Sunday, November 09, 2008


A week ago someone mentioned, with a good deal of excitement in his voice, that the Tenowthre was coming. I said, "What's coming?" Being that I'm not up on all the possible cultural events here in WI, I'm occasionally blindsided.

What can you do other than ask?

I asked. It turns out what the friend was saying was 1003. And the 1003 is a big old steam locomotive. Which is very cool as an antiquity but it does bring home in a major way that when folks talk about "clean coal" and we should use more of it, that they are nuts.

At any rate, one doesn't just go see the 1003, one chases the 1003 across the countryside attempting to get photographs of it where the roads are close enough to the tracks to take pictures. So people with cars take shots, jump back in their cars, and try to get to the next possible photo op before the train gets there. Sometimes it's close, but sometimes the train being a steam locomotive will have stopped to take on water or load coal and there is a wait before it arrives.

(By the way, water is very important to steam powered engines. It isn't just that the steam makes them go, it's that if they run out of water they blow up, big time.)

Therefore as I somehow got enticed into participating in this jaunt,

I found myself at one point standing way out in the country when a huge flock of birds appeared in the sky and undulated over me.

The flock was many many times larger than the number you see above.

They just seemed to keep coming and coming and coming--a mixed flock of black birds.

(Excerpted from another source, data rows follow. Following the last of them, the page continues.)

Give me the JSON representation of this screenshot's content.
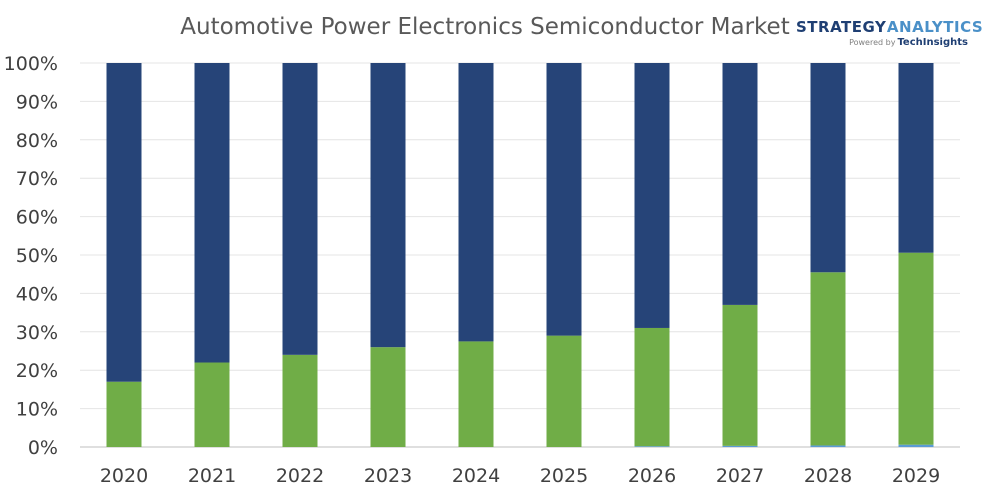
{
  "chart_data": {
    "type": "bar",
    "stacked": true,
    "percent_stacked": true,
    "title": "Automotive Power Electronics Semiconductor Market",
    "categories": [
      "2020",
      "2021",
      "2022",
      "2023",
      "2024",
      "2025",
      "2026",
      "2027",
      "2028",
      "2029"
    ],
    "series": [
      {
        "values": [
          0.0,
          0.0,
          0.0,
          0.0,
          0.0,
          0.0,
          0.2,
          0.3,
          0.4,
          0.6
        ],
        "color": "#5b9bd5"
      },
      {
        "values": [
          17.0,
          22.0,
          24.0,
          26.0,
          27.5,
          29.0,
          30.8,
          36.7,
          45.1,
          50.0
        ],
        "color": "#70ad47"
      },
      {
        "values": [
          83.0,
          78.0,
          76.0,
          74.0,
          72.5,
          71.0,
          69.0,
          63.0,
          54.5,
          49.4
        ],
        "color": "#264478"
      }
    ],
    "y_ticks": [
      "0%",
      "10%",
      "20%",
      "30%",
      "40%",
      "50%",
      "60%",
      "70%",
      "80%",
      "90%",
      "100%"
    ],
    "ylim": [
      0,
      100
    ],
    "grid": true,
    "legend": "none"
  },
  "logo": {
    "word1": "STRATEGY",
    "word2": "ANALYTICS",
    "powered_by": "Powered by",
    "brand": "TechInsights",
    "color1": "#1f3f73",
    "color2": "#4a90c8"
  }
}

The birds began to go into particular trees and perch in hordes.
Were they staging to migrate?

After perching for a few minutes several birds started taking to their wings and heading for a different tree.
Then they all did it.
Combined with much vocalization.
And birds from another tree headed for the tree where the first set of birds now perched.
The tree under discussion is the one to the far right.
Then more.
A pause.
Some birds then went back to where they'd come from.
No, not staging.
But rather jockeying for the best roosting spots of the evening.